Time to buy some descaler and hope that helps clear it out! Also, the cartridge in the Britta filter is due a change, I suppose this could be acting as a reservoir of contamination, I think I'll move to bottled water!


----------



## Pratik3805 (Dec 17, 2020)

I had the same problem. Its an O-ring that has disintegrated inside the steam wand. Nothing a descale will do to help. There is a topic in the rancilio forum, where someone had suggested a site where you can buy the parts and change it yourself.


----------



## Mart1512 (Mar 5, 2021)

@iJim Did you solve the problem?


----------



## iJim (Aug 24, 2016)

Yes... I now use a black cup, ignorance is bliss!

In all serious though, the problem is slightly better but not resolved. I always see a few specs when I flush the steam wand after frothing.

I looked at the o-ring at the wand tip and that seems fine. The others are pretty hard to access for a novice like me! I just can't imagine how they'd breakdown after less than 3 months of use, surely everyone would have this problem.

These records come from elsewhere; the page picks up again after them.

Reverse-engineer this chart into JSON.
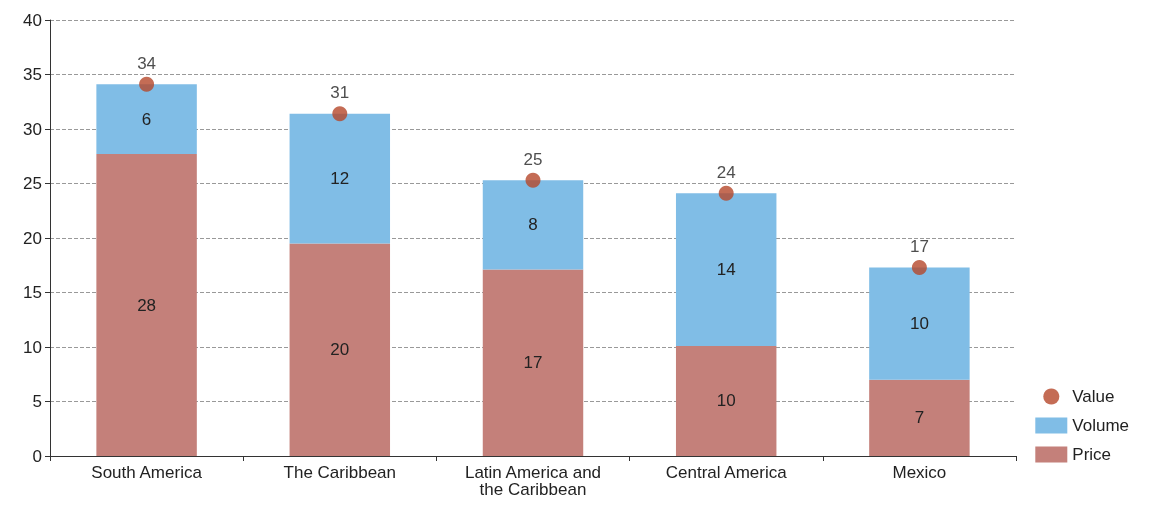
{
  "chart_data": {
    "type": "bar",
    "stacked": true,
    "categories": [
      "South America",
      "The Caribbean",
      "Latin America and the Caribbean",
      "Central America",
      "Mexico"
    ],
    "series": [
      {
        "name": "Price",
        "color": "#c4807a",
        "values": [
          27.7,
          19.5,
          17.1,
          10.1,
          7.0
        ],
        "value_labels": [
          "28",
          "20",
          "17",
          "10",
          "7"
        ]
      },
      {
        "name": "Volume",
        "type": "bar",
        "color": "#80bde6",
        "values": [
          6.4,
          11.9,
          8.2,
          14.0,
          10.3
        ],
        "value_labels": [
          "6",
          "12",
          "8",
          "14",
          "10"
        ]
      },
      {
        "name": "Value",
        "type": "scatter",
        "color": "#b5472a",
        "x": [
          "South America",
          "The Caribbean",
          "Latin America and the Caribbean",
          "Central America",
          "Mexico"
        ],
        "values": [
          34.1,
          31.4,
          25.3,
          24.1,
          17.3
        ],
        "value_labels": [
          "34",
          "31",
          "25",
          "24",
          "17"
        ]
      }
    ],
    "ylim": [
      0,
      40
    ],
    "yticks": [
      0,
      5,
      10,
      15,
      20,
      25,
      30,
      35,
      40
    ],
    "grid": "y",
    "legend": "bottom right",
    "marker": "circle"
  }
}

When I get chance, I'll take a sample to work and have a look at it under the microscope, that'll show what I'm dealing with.


----------



## Rincewind (Aug 25, 2020)

iJim said:


> Yes... I now use a black cup, ignorance is bliss!


 ☝ lmao 😂😂



iJim said:


> I'll take a sample to work and have a look at it under the microscope


 Wow...now that's my kinda checking...brilliant. 😎


----------